Healthcare Engineering Innovation Group (HEIG)

Biomedical Computing in the Arab World: Unlocking the Potential of a Growing Research Community

May 25, 2021

Health challenges remain one of the long-standing issues in the Arab region but biomedical computing research is one way to tackle these challenges. 

 

By Dr. Ahsan H. Khandoker

 

Read Arabic story here.

 

A combination of factors is driving the growth in demand for healthcare in the Middle East, including aging populations, longer life expectancies, and sedentary lifestyles that lead to an increase in obesity, cancer, and diabetes.

 

Thanks to recent advances in computing technology, biomedical computing has become one of the most influential research areas worldwide. There has been an explosion in the volume of biomedical data generated by the technologies involved in modern healthcare, but these volumes of data pose great analytical challenges in the quest to infer the knowledge buried within.

 

Researchers across the Arab region have successfully advanced a diverse spectrum of biomedical computing applications, as well as stimulating commercial interest. In an article published in Communications of the ACM, a journal for the Association of Computing Machinery, my colleagues and I shed light on these notable research efforts and demonstrate how this research addresses healthcare issues in the region. We focus on three main areas of biomedical computing: biomedical imaging, biomedical signal analysis, and bioinformatics.

 

Dr. Ahsan H. Khandoker

Biomedical image analysis has been used extensively in the Arab world due to the region’s strong prevalence of diseases that rely on imaging techniques for accurate diagnosis. Across the region, numerous research groups have published work in this area, using various machine learning techniques. Research includes localization of cardiac structures using magnetic resonance imaging (MRI), computer-aided diagnosis for understanding tumor behavior, and diagnosis of Alzheimer’s disease using diffusion tensor images. With the onset of the Covid-19 pandemic, many researchers have also proposed methods for fast and accurate CT image segmentation, which is crucial to the diagnosis of Covid-19.

 

Biomedical signal analysis is another area that is key, given the advances in the technology of recording different physiological signals from the human body. These signals can be used in diagnosing various diseases as well as modulating the function of different organs. The Khalifa University Biomedical Signal Processing research group is developing non-invasive fetal phonocardiogram, as well as adult electrocardiogram (ECG) signal processing techniques to prevent stillbirths and sudden cardiac deaths.

 

Cardiovascular disease represents a leading cause of death in the Arab region, as well as worldwide, and the KU team is proud to contribute to the global research efforts to diagnose and predict cardiac arrhythmia complications. The team has developed a new device presenting a novel algorithm to predict a heart attack long before its onset, and successfully developed the first proof-of-concept, low-cost phonocardiogram sensor that can detect fetal heart sounds and give a reliable estimation of the fetal heart rate and its variability.

 

Brain signal analysis is another notable research direction pursued in biomedical computing applications.
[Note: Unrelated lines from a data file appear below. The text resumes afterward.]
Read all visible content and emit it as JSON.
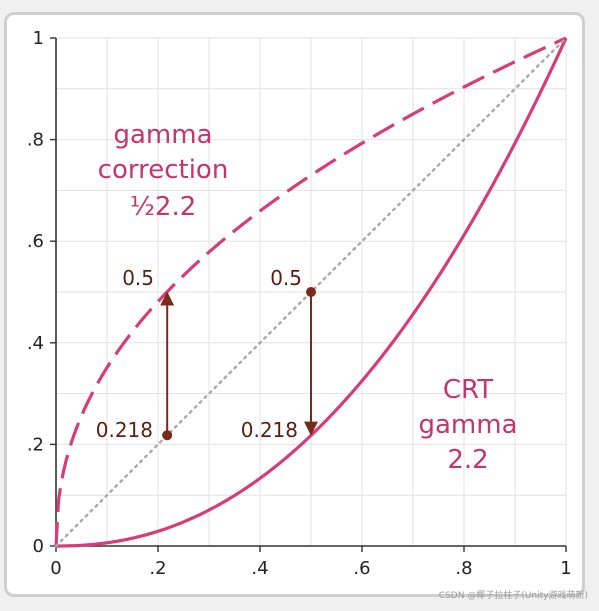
{
  "chart_data": {
    "type": "line",
    "title": "",
    "xlabel": "",
    "ylabel": "",
    "xlim": [
      0,
      1
    ],
    "ylim": [
      0,
      1
    ],
    "x_ticks": [
      "0",
      ".2",
      ".4",
      ".6",
      ".8",
      "1"
    ],
    "y_ticks": [
      "0",
      ".2",
      ".4",
      ".6",
      ".8",
      "1"
    ],
    "grid": true,
    "series": [
      {
        "style": "dashed",
        "color": "#d63c78",
        "gamma": 0.4545
      },
      {
        "style": "solid",
        "color": "#d63c78",
        "gamma": 2.2
      },
      {
        "style": "dotted",
        "color": "#a8a8a8",
        "gamma": 1
      }
    ],
    "annotations": {
      "correction_line1": "gamma",
      "correction_line2": "correction",
      "correction_line3": "½2.2",
      "crt_line1": "CRT",
      "crt_line2": "gamma",
      "crt_line3": "2.2",
      "left_top_value": "0.5",
      "left_bottom_value": "0.218",
      "right_top_value": "0.5",
      "right_bottom_value": "0.218"
    },
    "arrows": [
      {
        "x": 0.218,
        "y_from": 0.218,
        "y_to": 0.5,
        "direction": "up"
      },
      {
        "x": 0.5,
        "y_from": 0.5,
        "y_to": 0.218,
        "direction": "down"
      }
    ],
    "colors": {
      "curve": "#d63c78",
      "arrow": "#7a2a1a",
      "diagonal": "#a8a8a8",
      "grid": "#e2e2e2"
    }
  },
  "watermark": "CSDN @椰子拉柱子(Unity游戏萌新)"
}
Researchers have identified and characterized the brain networks associated with cognitive deficits in patients, with neurological pathologies such as Alzheimer’s disease understood to be caused by alterations in these brain networks. This research could complement current Alzheimer’s Disease diagnostic metrics, especially at early stages of the disease.

 

Another study has proposed a technique to assess the mental capacity to preserve attention for long durations, with the technique able to monitor changes in the communication patterns among different brain regions with reduced attention. Biomedical signal analysis research in the region has resulted in influential and diverse contributions that aim to resolve multiple technical challenges in the field and address several population health issues.

 

Researchers in the field of bioinformatics have leveraged high-performance computational methods to tackle hereditary diseases prevalent in the region. There have been multiple efforts to develop national genome programs, with the projects focusing on unravelling the mutations responsible for inherited disorders in the population. The Emirati project, for example, has characterized 1,000 individual genomes with aspirations to eventually cover the entire population of the country. This bioinformatics research has the potential to dramatically enhance the quality of life of millions of people around the Arab region.

 

Built upon the success demonstrated in different biomedical computing tracks, the Arab region has witnessed a strong momentum for entrepreneurial activities in many sectors, for example, the work of the KU Biomedical Signal Processing research group that resulted in a UAE-based start-up company licensed to commercialize their phonogram technology for fetal wellbeing at home, called Medical Advanced Research Project (MARP ).

 

Research in biomedical computing is stimulating the budding culture of entrepreneurship and new ventures across the region, opening avenues of development that could magnify the outcomes of the biomedical computing research community in the region. Much of this work is being undertaken by Khalifa University’s Healthcare Engineering Innovation Group (HEIG) and Biotechnology Center (BTC).

 

Dr. Ahsan H. Khandoker is an Associate Professor of the Department of Biomedical Engineering at Khalifa University.